As Flexport CEO Ryan Petersen points out, this could be a perfect business for Amazon, thanks to the company's legendary ability to master software automation that could reduce the cost of everything from customs clearance to inventory tracking.
For more on Amazon's quest for total shipping domination, watch:
Petersen also has a compelling explanation of why the license sits with Amazon China, not the U.S. organization. American importers using Amazon's shipping service would have to reveal their suppliers and costs, which they may be unwilling to do for fear that Amazon would use that information to better compete with them.
In contrast, Chinese producers have nothing to hide from the company giving them access to their biggest market.
That points to either a limitation in Amazon's logistics ambitions—or a foreboding shadow over the many importers that make big money on the website.

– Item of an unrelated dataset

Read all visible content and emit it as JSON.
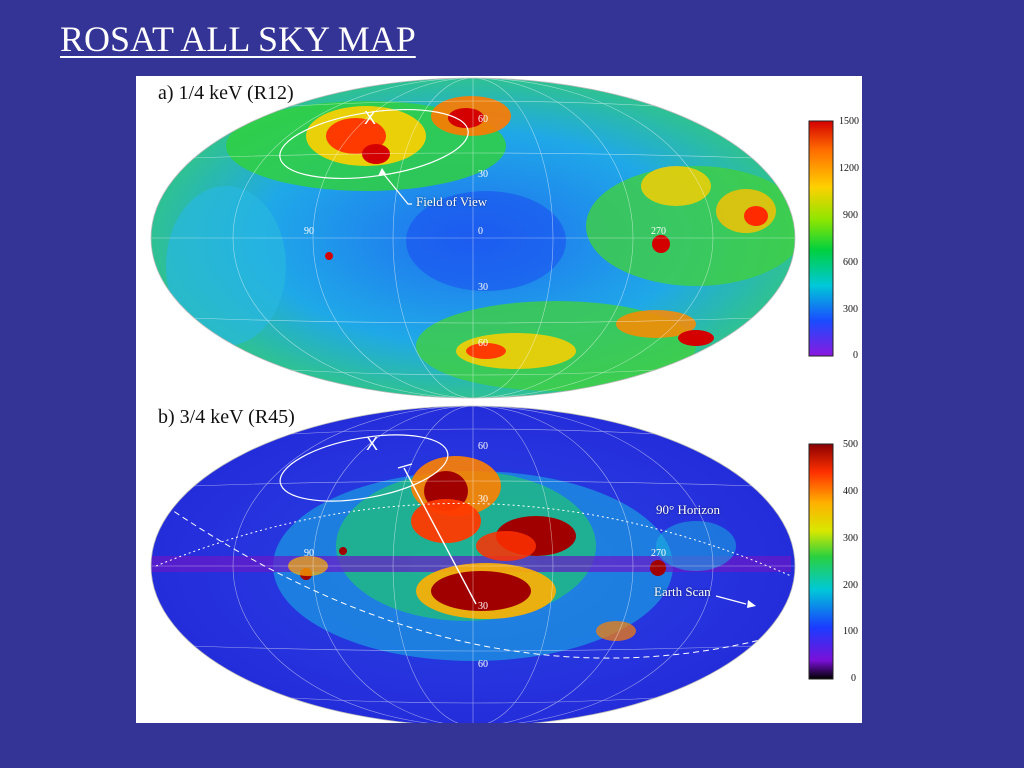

Some sellers will never be comfortable with giving Amazon total access to their supply chain. And because Amazon's freight services wouldn't need to deliver big (read: any) profits, the Chinese producers willing to use it could get a huge boost. If Amazon can connect those producers directly to the American market, while giving them cheaper freight rates than American importers can access, even major brands that source from China could end up all wet.